Coup de cœur manga ! Perfect World, où les héros d’aujourd’hui

Je devais me comporter comme ça, moi aussi, avant…  (Tsugumi Kawana)

C’est parti pour la chronique manga qui met bien : Perfect World.

Les éditions françaises et japonaises sont au même niveau : 10 volumes sortis. Occasion, pour les retardataires, de planifier un petit RDV sans contact avec son/sa libraire. Livraison à dom si possible. Et sinon, opération express commando masque gel hydroalco. No blagada par avec mister corona. Ou alors, tu « attends que la pluie s’achève, attends que le jour se lève ». #OmarChakil. Y’a le temps, oh.

Entre Elle et Lui

Tsugumi Kawana, 26 ans. Décoratrice d’intérieur. Au cours d’une soirée professionnelle, elle retrouve Itsuki Ayukawa, son amour du lycée. Kawana le reluquait en secret, ce grand Ayukawa, accro au basket et aux livres d’architecture.

Kawana aussi a la fibre artistique. Mais elle a tout abandonné, pour se perdre dans les méandres de la vie active. La peinture, les carrières d’artiste, ça ne fait vivre que dans les rêves.

En voyant Ayukawa, Kawana reste sous le choc. Il est architecte. Il s’est accroché, lui. Mais il a changé. Plus de basket, du moins, plus comme avant. Ayukawa est en fauteuil roulant.

Perfect World Kanawa et Ayukawa
© Rie Aruga / Kodansha Ltd.

Le regard des autres

Avec Perfect World, Rie Aruga nous offre une histoire simple, belle, touchante. On souffre et on se scandalise. Ces gens qui regardent Ayukawa de travers, qui ne voient que l’homme en fauteuil, on voudrait bien leur donner deux-trois raclées. On se regarde dans le miroir et on s’effraie. C’est nous, ce « on » qui ne comprend pas, qui compatit vite-fait, qui craint d’attraper le handicap, comme s’il s’agissait d’un virus.

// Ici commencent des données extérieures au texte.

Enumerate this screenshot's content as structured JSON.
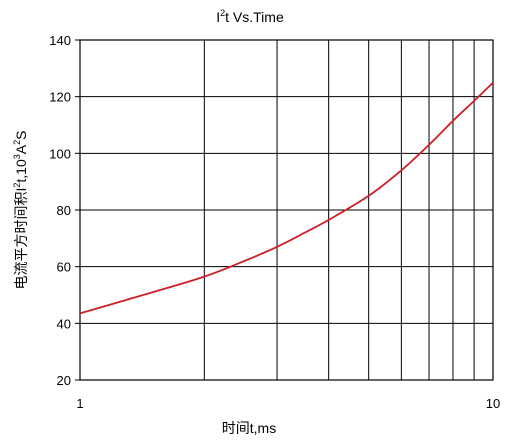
{
  "chart_data": {
    "type": "line",
    "title": {
      "base": "I",
      "sup": "2",
      "rest": "t  Vs.Time"
    },
    "xlabel": "时间t,ms",
    "ylabel": {
      "p1": "电流平方时间积I",
      "s1": "2",
      "p2": "t,10",
      "s2": "3",
      "p3": "A",
      "s3": "2",
      "p4": "S"
    },
    "x_scale": "log",
    "xlim": [
      1,
      10
    ],
    "ylim": [
      20,
      140
    ],
    "x_ticks": [
      1,
      10
    ],
    "x_tick_labels": [
      "1",
      "10"
    ],
    "y_ticks": [
      20,
      40,
      60,
      80,
      100,
      120,
      140
    ],
    "y_tick_labels": [
      "20",
      "40",
      "60",
      "80",
      "100",
      "120",
      "140"
    ],
    "grid": true,
    "line_color": "#cc1f27",
    "series": [
      {
        "x": [
          1,
          1.5,
          2,
          2.5,
          3,
          3.5,
          4,
          5,
          6,
          7,
          8,
          9,
          10
        ],
        "y": [
          43.5,
          51,
          56.5,
          62,
          67,
          72,
          76.5,
          85,
          94,
          103,
          111.5,
          118.5,
          125
        ]
      }
    ]
  }
}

La grande force du manga, c’est de montrer les différents points de vue. Kawana et ses doutes, Ayukawa et ses doutes. Les autres murmurent : « sortir avec un handicapé !? » Souvent, le soi-disant bien-portant parle pour l’autre, le malade. Un malade déshumanisé, réduit à son handicap.

Perfect World

Ayukawa est un homme. Il a des rêves, des envies. Il tremble et s’émeut, angoisse et s’énerve. Tout est compliqué, d’en bas. On n’en n’a pas conscience, dressés sur nos jambes. Le monde a été pensé pour ceux qui peuvent marcher, voir, entendre. Le temps passe. Les choses évoluent, trop lentement.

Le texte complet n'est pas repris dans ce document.